At a roundtable event recently hosted by White & Case in London focusing on the issue of the handling of material non-public information (MNPI) by participants in the debt markets, Dilwyn Griffiths, Head of Market Monitoring at the UK's Financial Services Authority, spoke about the FSA's supervisory approach and of the FSA's priorities in relation to this area going forward. Although it seems that no significant shift in regulatory approach is on the horizon, the FSA is focusing on monitoring the debt and credit markets and is interested in the systems and controls of firms involved in such markets.

A recently issued discussion paper from the FSA considered some of the issues arising from participation in the debt components of a leveraged finance structure.
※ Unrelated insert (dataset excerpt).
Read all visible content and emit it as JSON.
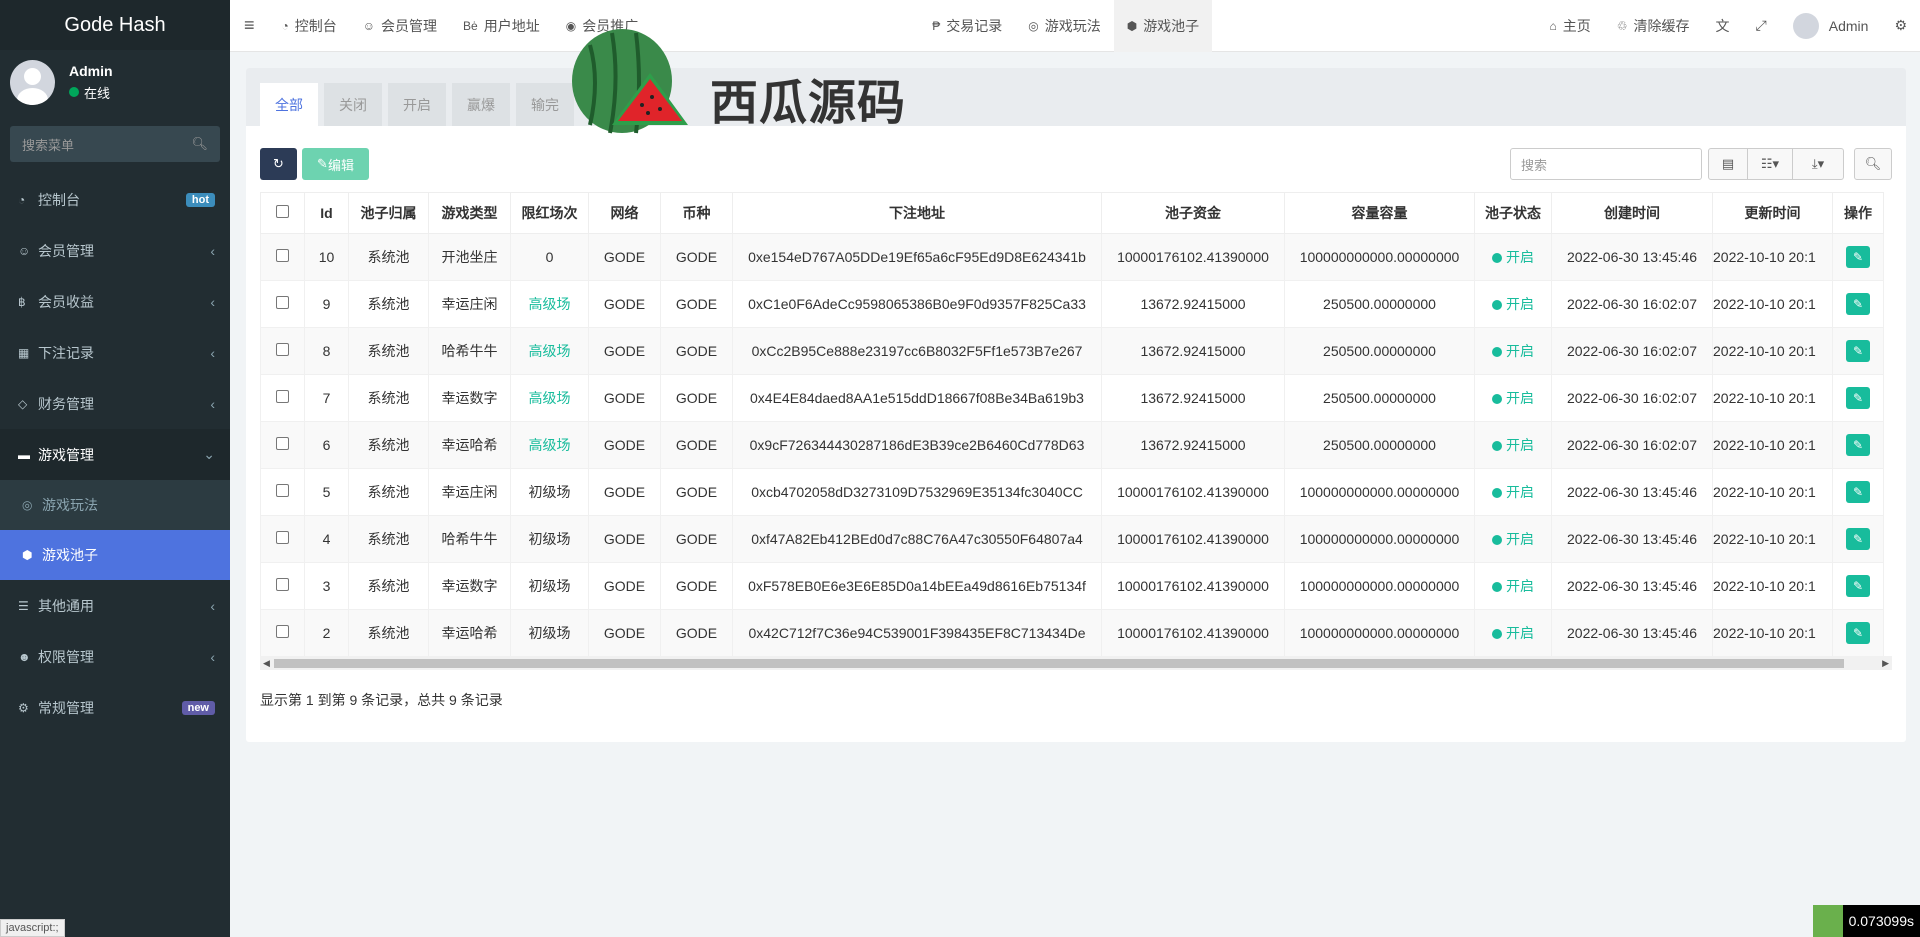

Where the participants in such debt are also involved in the trading of any related instruments, or where such participants are involved in subsequent rounds of public market fund raising, it has been suggested that the involvement in both public and private markets could increase the participant's vulnerability to committing market abuse.

Going forward, the FSA has stated that it will be monitoring the progress of industry initiatives to establish principles and recommendations regarding the handling of MNPI by credit market participants. There have been various such initiatives of late. One recent joint statement by various worldwide trade associations reaffirmed the collective commitment by the members and financial markets represented by the associations to promote fair and competitive markets in which inappropriate use of MNPI is not tolerated. Another European trade association has been calling for issuers to disclose publicly certain information made available to lenders, so that it is also available to holders of non-investment grade debt securities.

The FSA has recently consulted on the status, and possible recognition, of industry guidance going forward, consistent with its stated move towards so-called "principles based" regulation. In practice, this should mean fewer detailed and prescriptive FSA rules. It will be interesting to see how this area develops and whether, in due course, the various pieces of trade association guidance will become potential candidates for regulatory recognition.